I also think it’s philosophically unclear what the difference between a model roleplaying a schemer and “being” a schemer is. I think for most practical considerations, it makes almost zero difference. It feels about as shallow as when someone says the model doesn’t “truly understand” the poem that it’s writing.
Quote:
I think one practical difference is whether filtering pre-training data to exclude cases of scheming is a useful intervention.
(thx to Bronson for privately pointing this out)
I think directionally, removing parts of the training data would probably make a difference.

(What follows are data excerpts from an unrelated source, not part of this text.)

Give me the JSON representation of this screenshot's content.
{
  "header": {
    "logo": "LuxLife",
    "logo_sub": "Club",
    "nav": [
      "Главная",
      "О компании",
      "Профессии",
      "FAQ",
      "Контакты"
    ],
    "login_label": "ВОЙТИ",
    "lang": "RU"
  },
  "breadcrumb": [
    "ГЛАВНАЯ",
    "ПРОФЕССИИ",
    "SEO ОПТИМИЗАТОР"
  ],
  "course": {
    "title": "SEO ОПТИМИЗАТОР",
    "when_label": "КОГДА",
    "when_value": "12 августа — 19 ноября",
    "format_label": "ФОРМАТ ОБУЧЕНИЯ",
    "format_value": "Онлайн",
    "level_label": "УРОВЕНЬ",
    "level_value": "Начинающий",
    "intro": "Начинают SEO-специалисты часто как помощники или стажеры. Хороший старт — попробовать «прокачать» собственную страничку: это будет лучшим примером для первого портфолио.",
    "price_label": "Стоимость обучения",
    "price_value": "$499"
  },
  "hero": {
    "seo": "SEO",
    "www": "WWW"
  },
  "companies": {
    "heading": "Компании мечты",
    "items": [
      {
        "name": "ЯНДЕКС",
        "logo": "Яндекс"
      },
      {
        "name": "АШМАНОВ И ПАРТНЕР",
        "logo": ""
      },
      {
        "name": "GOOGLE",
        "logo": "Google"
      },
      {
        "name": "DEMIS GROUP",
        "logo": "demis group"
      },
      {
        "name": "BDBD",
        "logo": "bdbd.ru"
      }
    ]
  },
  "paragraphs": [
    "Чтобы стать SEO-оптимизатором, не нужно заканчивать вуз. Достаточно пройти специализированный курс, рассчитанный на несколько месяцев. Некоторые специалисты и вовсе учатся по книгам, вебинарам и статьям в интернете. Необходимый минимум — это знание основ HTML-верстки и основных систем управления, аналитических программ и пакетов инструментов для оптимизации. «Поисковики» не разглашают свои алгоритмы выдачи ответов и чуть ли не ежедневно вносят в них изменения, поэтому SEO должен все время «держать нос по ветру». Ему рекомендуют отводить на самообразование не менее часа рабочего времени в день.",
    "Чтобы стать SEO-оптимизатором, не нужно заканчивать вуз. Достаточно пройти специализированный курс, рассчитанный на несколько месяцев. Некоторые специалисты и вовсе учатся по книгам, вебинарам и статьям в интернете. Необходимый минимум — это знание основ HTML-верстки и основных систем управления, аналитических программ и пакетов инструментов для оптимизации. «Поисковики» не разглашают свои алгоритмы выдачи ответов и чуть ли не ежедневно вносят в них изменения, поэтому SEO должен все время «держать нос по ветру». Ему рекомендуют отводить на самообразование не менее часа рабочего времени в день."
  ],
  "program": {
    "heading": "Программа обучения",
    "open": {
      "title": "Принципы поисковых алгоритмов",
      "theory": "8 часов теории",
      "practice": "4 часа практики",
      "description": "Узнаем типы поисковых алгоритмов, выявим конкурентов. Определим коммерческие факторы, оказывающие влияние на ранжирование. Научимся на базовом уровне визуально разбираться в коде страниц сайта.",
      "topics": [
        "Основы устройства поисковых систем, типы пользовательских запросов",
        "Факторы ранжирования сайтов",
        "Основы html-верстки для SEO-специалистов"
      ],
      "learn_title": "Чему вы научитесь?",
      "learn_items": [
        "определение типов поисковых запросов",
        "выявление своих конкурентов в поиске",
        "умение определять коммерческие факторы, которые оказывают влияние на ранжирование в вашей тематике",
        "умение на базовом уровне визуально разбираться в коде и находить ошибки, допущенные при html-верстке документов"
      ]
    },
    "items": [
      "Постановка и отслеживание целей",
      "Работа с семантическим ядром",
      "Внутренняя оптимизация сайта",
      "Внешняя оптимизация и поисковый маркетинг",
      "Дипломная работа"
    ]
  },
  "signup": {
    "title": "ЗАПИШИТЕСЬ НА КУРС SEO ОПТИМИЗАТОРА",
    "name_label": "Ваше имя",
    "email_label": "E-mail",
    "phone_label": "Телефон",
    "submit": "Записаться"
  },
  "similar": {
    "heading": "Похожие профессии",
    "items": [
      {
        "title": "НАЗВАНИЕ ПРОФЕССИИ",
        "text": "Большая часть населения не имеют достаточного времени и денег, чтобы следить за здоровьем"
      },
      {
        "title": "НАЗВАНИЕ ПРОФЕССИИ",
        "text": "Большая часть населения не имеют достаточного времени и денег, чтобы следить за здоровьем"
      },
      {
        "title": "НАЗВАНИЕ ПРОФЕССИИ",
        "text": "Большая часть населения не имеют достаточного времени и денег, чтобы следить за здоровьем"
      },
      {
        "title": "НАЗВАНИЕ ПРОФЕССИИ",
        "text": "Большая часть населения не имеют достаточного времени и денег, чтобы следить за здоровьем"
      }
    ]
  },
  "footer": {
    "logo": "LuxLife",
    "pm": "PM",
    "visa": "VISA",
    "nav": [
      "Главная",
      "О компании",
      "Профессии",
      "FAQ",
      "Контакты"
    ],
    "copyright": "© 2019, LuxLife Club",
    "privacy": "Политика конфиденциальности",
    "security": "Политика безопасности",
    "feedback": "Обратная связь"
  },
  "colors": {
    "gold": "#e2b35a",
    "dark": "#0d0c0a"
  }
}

But potentially less than we might naively assume, e.g. see Evan’s argument on the AXRP podcast.
Also, I think you’re right, and my statement of “I think for most practical considerations, it makes almost zero difference.” was too strong.
in case anyone else wanted to look this up, it’s at https://axrp.net/episode/2024/12/01/episode-39-evan-hubinger-model-organisms-misalignment.html#training-away-sycophancy-subterfuge
FWIW I also tried to start a discussion on some aspects of this at https://www.lesswrong.com/posts/yWdmf2bRXJtqkfSro/should-we-exclude-alignment-research-from-llm-training but it didn’t get a lot of eyeballs at the time.
I didn’t say that roleplaying-derived scheming would be less concerning, to be clear. Quite the opposite, since that means that there now two independent sources of scheming rather than just one. (Also, what Mikita said.)
I definitely agree that a lot of the purported capabilities for scheming could definitely be because of the prompts talking about AIs/employees in context, and a big problem for basically all capabilities evaluations at this point is that with a few exceptions, AIs are basically unable to do anything that doesn’t have to do with language, and this sort of evaluation is plausibly plagued by this.
2 things to say here:
This is still a concerning thing if it keeps holding, and for more capable models, would look exactly like scheming, because the data are a lot of what makes it meaningful to talk about a simulacra from a model being aligned.
This does have an expensive fix, but OpenAI might not pay those costs.